Beringia?

We arrived in Whitehorse, Yukon last night.  We are in the province that borders Alaska.  I am so happy to have a campsite in the woods again.  We spent 2 days in Fort Nelson, with a site that faces the general store and check-in.  The kids couldn’t understand why people were sitting outside on the front porch smoking cigarettes all day long(ok, maybe not all day).

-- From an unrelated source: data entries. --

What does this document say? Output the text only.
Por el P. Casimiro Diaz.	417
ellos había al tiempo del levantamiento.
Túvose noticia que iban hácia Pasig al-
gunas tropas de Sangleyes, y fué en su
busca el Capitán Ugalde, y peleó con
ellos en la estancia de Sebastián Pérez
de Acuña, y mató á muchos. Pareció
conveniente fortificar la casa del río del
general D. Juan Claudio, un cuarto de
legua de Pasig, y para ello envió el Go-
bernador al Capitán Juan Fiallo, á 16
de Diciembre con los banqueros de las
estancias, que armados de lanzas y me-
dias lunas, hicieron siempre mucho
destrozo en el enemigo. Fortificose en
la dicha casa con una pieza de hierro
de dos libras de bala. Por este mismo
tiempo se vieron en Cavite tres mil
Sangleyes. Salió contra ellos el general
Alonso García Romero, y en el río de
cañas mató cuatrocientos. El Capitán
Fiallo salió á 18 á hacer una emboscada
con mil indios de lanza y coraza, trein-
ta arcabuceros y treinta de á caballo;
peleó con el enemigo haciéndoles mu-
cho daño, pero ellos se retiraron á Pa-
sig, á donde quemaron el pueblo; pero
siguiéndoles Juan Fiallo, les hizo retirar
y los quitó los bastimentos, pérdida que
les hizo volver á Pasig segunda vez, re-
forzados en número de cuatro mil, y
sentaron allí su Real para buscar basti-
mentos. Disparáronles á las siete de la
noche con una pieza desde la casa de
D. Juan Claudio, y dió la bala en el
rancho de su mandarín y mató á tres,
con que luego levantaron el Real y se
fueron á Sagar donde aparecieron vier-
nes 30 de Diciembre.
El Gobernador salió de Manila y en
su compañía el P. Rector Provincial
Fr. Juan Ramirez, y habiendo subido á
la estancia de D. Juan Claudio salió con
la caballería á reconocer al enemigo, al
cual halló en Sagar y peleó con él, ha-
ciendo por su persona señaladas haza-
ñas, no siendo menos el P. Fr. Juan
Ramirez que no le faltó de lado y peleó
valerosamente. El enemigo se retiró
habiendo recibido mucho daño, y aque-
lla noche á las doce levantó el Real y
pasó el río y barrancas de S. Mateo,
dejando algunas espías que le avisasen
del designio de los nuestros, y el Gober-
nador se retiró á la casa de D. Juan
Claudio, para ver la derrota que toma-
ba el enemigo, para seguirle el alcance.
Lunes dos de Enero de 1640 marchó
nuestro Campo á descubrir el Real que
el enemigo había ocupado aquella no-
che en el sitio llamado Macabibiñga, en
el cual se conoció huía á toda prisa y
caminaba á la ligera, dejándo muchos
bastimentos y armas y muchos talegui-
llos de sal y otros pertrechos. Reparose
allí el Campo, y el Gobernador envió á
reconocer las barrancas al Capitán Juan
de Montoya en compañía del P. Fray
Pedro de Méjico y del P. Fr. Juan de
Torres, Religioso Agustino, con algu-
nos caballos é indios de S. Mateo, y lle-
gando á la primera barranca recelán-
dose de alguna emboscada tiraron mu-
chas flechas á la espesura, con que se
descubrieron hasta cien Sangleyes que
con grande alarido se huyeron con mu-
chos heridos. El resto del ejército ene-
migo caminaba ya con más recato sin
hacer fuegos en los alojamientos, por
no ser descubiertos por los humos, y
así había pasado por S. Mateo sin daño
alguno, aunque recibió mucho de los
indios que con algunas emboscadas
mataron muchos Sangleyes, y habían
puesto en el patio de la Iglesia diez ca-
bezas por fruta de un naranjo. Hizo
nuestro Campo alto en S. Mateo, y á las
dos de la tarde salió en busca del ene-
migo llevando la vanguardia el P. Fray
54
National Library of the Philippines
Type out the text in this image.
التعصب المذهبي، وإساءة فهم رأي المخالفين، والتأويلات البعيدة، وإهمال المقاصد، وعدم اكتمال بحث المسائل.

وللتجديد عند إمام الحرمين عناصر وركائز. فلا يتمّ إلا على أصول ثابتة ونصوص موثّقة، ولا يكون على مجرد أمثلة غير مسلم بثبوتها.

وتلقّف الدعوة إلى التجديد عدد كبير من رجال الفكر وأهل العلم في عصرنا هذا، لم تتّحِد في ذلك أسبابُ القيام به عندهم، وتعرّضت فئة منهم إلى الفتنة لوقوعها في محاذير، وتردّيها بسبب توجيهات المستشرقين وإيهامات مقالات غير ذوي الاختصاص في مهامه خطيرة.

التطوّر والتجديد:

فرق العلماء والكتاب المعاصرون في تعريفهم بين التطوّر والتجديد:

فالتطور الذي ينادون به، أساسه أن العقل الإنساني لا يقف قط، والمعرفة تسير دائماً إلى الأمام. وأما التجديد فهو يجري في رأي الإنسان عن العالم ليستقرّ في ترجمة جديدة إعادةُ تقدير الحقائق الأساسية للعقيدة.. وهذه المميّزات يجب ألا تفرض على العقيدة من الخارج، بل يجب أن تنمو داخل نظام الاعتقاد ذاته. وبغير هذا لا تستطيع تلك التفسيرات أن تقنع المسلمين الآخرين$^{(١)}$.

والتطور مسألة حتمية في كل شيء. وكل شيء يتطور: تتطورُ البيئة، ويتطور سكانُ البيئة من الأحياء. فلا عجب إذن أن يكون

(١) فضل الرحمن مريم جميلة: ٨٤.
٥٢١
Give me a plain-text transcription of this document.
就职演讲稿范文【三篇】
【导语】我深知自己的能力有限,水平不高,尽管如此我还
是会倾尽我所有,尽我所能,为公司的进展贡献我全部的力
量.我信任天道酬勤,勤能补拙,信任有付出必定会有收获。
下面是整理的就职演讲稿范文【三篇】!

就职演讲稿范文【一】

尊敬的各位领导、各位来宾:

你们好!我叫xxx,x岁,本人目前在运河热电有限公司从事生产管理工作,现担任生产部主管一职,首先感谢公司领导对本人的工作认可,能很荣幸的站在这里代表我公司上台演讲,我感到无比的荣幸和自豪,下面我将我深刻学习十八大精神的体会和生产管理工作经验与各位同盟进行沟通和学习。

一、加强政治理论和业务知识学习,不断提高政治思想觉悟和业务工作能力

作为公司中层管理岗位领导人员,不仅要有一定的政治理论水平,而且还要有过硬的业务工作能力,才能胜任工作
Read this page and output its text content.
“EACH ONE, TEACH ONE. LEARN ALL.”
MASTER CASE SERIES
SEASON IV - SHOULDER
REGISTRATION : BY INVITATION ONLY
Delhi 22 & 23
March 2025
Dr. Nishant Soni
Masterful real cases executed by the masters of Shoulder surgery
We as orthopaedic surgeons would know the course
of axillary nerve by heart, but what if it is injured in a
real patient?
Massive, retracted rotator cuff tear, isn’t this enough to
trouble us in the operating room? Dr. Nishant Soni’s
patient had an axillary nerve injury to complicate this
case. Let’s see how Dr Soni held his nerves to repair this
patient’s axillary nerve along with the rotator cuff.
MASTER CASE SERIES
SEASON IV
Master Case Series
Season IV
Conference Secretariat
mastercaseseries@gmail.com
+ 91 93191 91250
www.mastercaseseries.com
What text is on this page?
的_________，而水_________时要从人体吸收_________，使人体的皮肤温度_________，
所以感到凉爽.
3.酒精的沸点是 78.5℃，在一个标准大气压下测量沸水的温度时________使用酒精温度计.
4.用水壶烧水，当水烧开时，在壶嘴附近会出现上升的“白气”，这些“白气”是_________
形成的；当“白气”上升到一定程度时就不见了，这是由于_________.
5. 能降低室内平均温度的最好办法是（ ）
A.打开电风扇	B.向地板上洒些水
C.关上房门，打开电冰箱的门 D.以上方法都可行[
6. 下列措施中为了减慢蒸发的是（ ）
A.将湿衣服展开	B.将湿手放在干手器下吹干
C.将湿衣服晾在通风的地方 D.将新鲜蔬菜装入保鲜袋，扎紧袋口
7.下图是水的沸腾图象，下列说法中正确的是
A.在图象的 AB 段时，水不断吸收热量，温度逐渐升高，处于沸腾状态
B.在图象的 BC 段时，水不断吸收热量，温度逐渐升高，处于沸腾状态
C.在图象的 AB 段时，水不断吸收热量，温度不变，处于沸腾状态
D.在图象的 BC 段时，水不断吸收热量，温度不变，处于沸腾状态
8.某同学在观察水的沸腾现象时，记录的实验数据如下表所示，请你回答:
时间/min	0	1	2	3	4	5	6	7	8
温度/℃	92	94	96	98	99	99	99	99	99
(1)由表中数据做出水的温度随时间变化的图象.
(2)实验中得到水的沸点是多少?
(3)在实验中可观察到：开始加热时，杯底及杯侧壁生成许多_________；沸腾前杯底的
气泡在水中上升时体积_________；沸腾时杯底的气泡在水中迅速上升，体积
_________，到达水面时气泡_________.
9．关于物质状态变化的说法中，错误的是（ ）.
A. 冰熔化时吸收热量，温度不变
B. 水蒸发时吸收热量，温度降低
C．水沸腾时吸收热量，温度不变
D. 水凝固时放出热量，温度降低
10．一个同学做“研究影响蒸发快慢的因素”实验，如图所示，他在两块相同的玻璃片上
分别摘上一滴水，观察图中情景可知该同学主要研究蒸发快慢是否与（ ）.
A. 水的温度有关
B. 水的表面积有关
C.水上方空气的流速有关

Kids and I headed to town to go to the visitor center today.  That is usually one of our first stops at a new place.  It’s nice to get the maps and find out what they recommend. Also, free wifi!  I had already researched the Beringia Interpretive Centre, so I knew I wanted to take the kids there.  So I am realizing that I must have missed some schooling along the way. 🙂  Beringia?  Ok, I don’t remember it!  Well, that is how they think the first people came to North America through the land bridge(they call this area Beringia) that was created between Siberia and Alaska during the last ice age.  This area was grassy and windy, but it was the perfect place for the Wooly Mammoth, short faced bear, steppe bison, scimitar cat, giant beaver, and Jefferson sloth(all extinct now).  I have to say, I am happy that I don’t have to worry about running into a few of them.  The Giant Beaver was 15 times the size of a beaver today.  Really interesting stuff, though!  We all learned alot!  Kane is going to do a report on the Short-Faced Bear and Kat picked the American Scimitar Cat for schooling.

The Giant Beaver was big!
The Giant Beaver was big!
Jefferson Ground Sloth skeleton and picture
Jefferson Ground Sloth skeleton and picture
Wooly Mammoth skeleton behind the kids
Wooly Mammoth skeleton behind the kids

 

2 Replies to “Beringia?”

  1. I grew up with the canonical image of cave men stalking the woolly mammoths across the land bridge into Alaska then Canada and thereafter populating the Americas. So I was fascinated to read as I went along these areas a book that questioned the whole theory. It started with a bit of skepticism that the paleoindians could have found and successfully used any open corridor between the Laurentide and Cordilleran Ice sheets, questioned the evidence that the clovis spear point technology that the Beringian migrators supposedly brought along was really as old as claimed, and then topped it all off with then recent evidence of other archeological finds much older than the end of the Wisconsin glacial period that ended ~11,500 years ago. Monte Verde in Southern Chile is 33,000 years old.
    Now that you prompt me to look it up again, I see that in the meantime, the genetic paleobiologists have been at work, suggesting coastal migrations in small boats, also chasing food, from Asia and also from even France, where they also used Clovis point spears! Check out note 4 in the Wikipedia Beringia entry – if the guys smoking on the front porch don’t have anything more to say.
    Throw back your shoulders, take a broad stance and a deep breath and smile. Its a fine day for a personal migration. Enjoy!